Wir kamen in Split an, besichtigten einige historische Bauten und bummelten über die Strandprommenade. Ein köstliches Mittagessen später waren wir bereits wieder auf dem Schiff, Opa war nicht mehr allzu lauffreudig und das Wechselwetter setzte ihm offenbar mehr zu als den anderen. Gegen Abend legten wir auch wieder ab, abermals mit Kurs Richtung Süden, und ich verbrachte den Rest der Nacht im Kasino, wo ich nach Lemmy-Art zu Werke ging: Jack-Coke plus einarmiger Bandit, dazu Rock’n'Roll. Ich verzockte einige Euronen, gewann natürlich auch ein paar Klimpermünzen, verlor sie aber wieder größtenteils. Ich denke sollte es mich je wieder in ein Kasino verschlagen (war jetzt das erste Mal in einem zum Spielen, nicht zu besuch), werd ich einen Automatenwechsel einführen, ich glaube die sind darauf getrimmt, einen erstmal verlieren, dann gewinnen und dann endlos verlieren zu lassen. Hätte ich zB diese Strategie beibehalten und wäre nach dem Gewinn zum nächsten gezogen und recht gehabt, hätte ich nach den ersten drei meinen Einsatz bereits raus und verdoppelt gehabt. Aber ich glaube genau auf solche Illusionen bauen die Dinger – am Ende gewinnt immer das System mit ihren funkelnden Lichtern und ihrem spiegelndem Chrom. Wenns wirklich so einfach wäre, würde es sich nicht lohnen so ein Kasino überhaupt aufzumachen und es hätte sich herumgesprochen. Da bleib ich lieber bei der Glücksspirale, da krieg ich meinen Einsatz wenigstens alle Nase lang zurück. If you want to gamble..

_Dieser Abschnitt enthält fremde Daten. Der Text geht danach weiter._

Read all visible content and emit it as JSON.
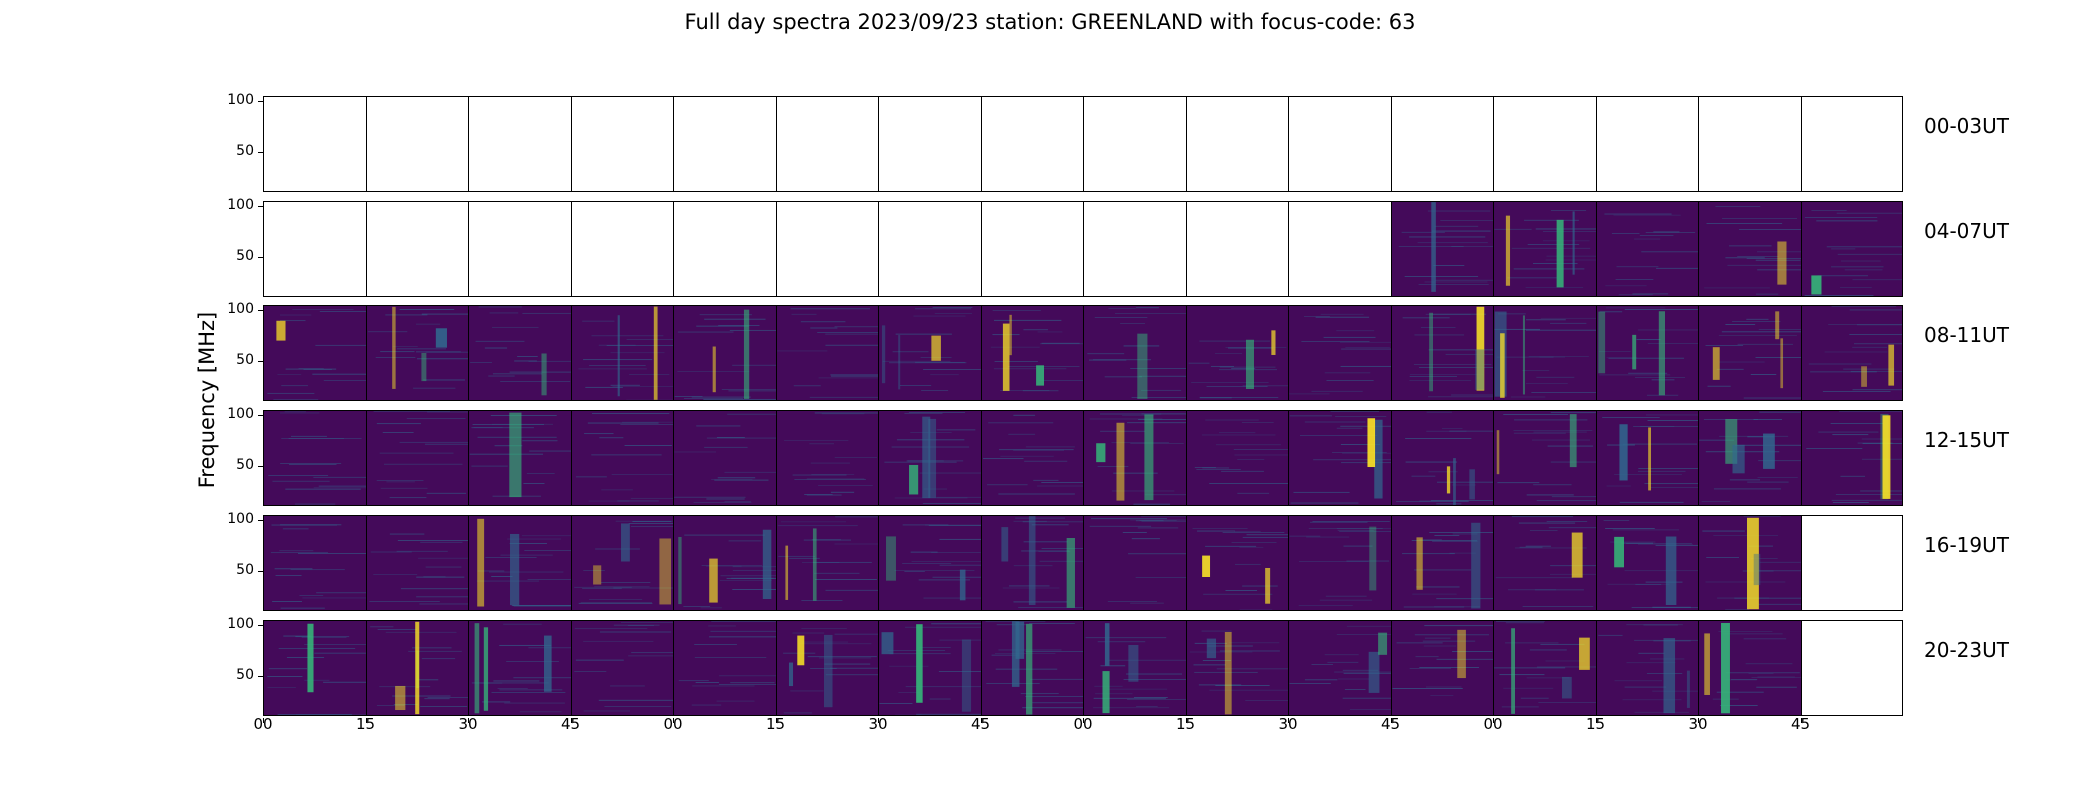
{
  "title": "Full day spectra 2023/09/23 station: GREENLAND with focus-code: 63",
  "chart_data": {
    "type": "heatmap",
    "title": "Full day spectra 2023/09/23 station: GREENLAND with focus-code: 63",
    "ylabel": "Frequency [MHz]",
    "xlabel": "",
    "ylim": [
      10,
      105
    ],
    "yticks": [
      "100",
      "50"
    ],
    "xticks": [
      "00",
      "15",
      "30",
      "45",
      "00",
      "15",
      "30",
      "45",
      "00",
      "15",
      "30",
      "45",
      "00",
      "15",
      "30",
      "45"
    ],
    "colormap": [
      "#440154",
      "#31688e",
      "#35b779",
      "#fde725"
    ],
    "rows": [
      {
        "label": "00-03UT",
        "panels": [
          0,
          0,
          0,
          0,
          0,
          0,
          0,
          0,
          0,
          0,
          0,
          0,
          0,
          0,
          0,
          0
        ]
      },
      {
        "label": "04-07UT",
        "panels": [
          0,
          0,
          0,
          0,
          0,
          0,
          0,
          0,
          0,
          0,
          0,
          1,
          1,
          1,
          1,
          1
        ]
      },
      {
        "label": "08-11UT",
        "panels": [
          1,
          1,
          1,
          1,
          1,
          1,
          1,
          1,
          1,
          1,
          1,
          1,
          1,
          1,
          1,
          1
        ]
      },
      {
        "label": "12-15UT",
        "panels": [
          1,
          1,
          1,
          1,
          1,
          1,
          1,
          1,
          1,
          1,
          1,
          1,
          1,
          1,
          1,
          1
        ]
      },
      {
        "label": "16-19UT",
        "panels": [
          1,
          1,
          1,
          1,
          1,
          1,
          1,
          1,
          1,
          1,
          1,
          1,
          1,
          1,
          1,
          0
        ]
      },
      {
        "label": "20-23UT",
        "panels": [
          1,
          1,
          1,
          1,
          1,
          1,
          1,
          1,
          1,
          1,
          1,
          1,
          1,
          1,
          1,
          0
        ]
      }
    ],
    "grid": false
  }
}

In Dubrovnik früh morgens angekommen, schlenderten wir durch die Stadt, besuchten abermals einige alte Kirchen, streiften durch enge Gassen und ließen uns schlussendlich in einem Café nahe der Fußgängerzone nieder. Wir hatten nicht besonders lang Aufenthalt, aber immerhin war genug Zeit den Stadtkern zu besichtigen und einen Eindruck der Stadt zu erhaschen. Es ging jedoch bereits in den frühen Abendstunden zurück aufs Schiff, gegen 17 Uhr verließen wir nämlich wieder den Hafen in Richtung bella Venezia. Der Rest der Fahrt war in etwa wie die Zeit zuvor, nur mit dem Unterschied, daß ich mittlerweile etwas unruhig wurde und sich zwar keine Klaustrophobie breitmachte, mir aber das Schiff mit seinen Freizeitangeboten ein wenig geistig zu eng wurde.
In Venedig selbst hatten wir noch zwei weitere komplette Tage bis es zurück in die Heimat gehen sollte – die verbrachten wir mit der Jagd nach Souvenirs, dem Speisen in hochqualitativen Gaststätten und natürlich singend und albernd in den kleinen Gässchen zwischen den Häusern. Ein weiteres unglaubliches Erlebnis dort, war das winzige private Kammertheater “Musica a Palazzo”, welches wir besuchten. In einer Seitengasse parallel zum Canale Grande gab es einen beeindruckenden Altbau/Palazzo, dessen obere Wohnung zu einer mehrzimmerigen Kulisse ausgebaut wurde – jeder Raum ein anderer Akt, gerade mal einige wenige dutzend Zuschauer und hochtalentierte und hervorragend ausgebildete Sänger und Musiker boten uns “La Traviata” – ein Genuss, in den ich in dieser Qualität noch nicht gekommen bin, höchstes artistisches Niveau. Ließ mich echt sprachlos! Die Atmosphäre war einfach unglaublich.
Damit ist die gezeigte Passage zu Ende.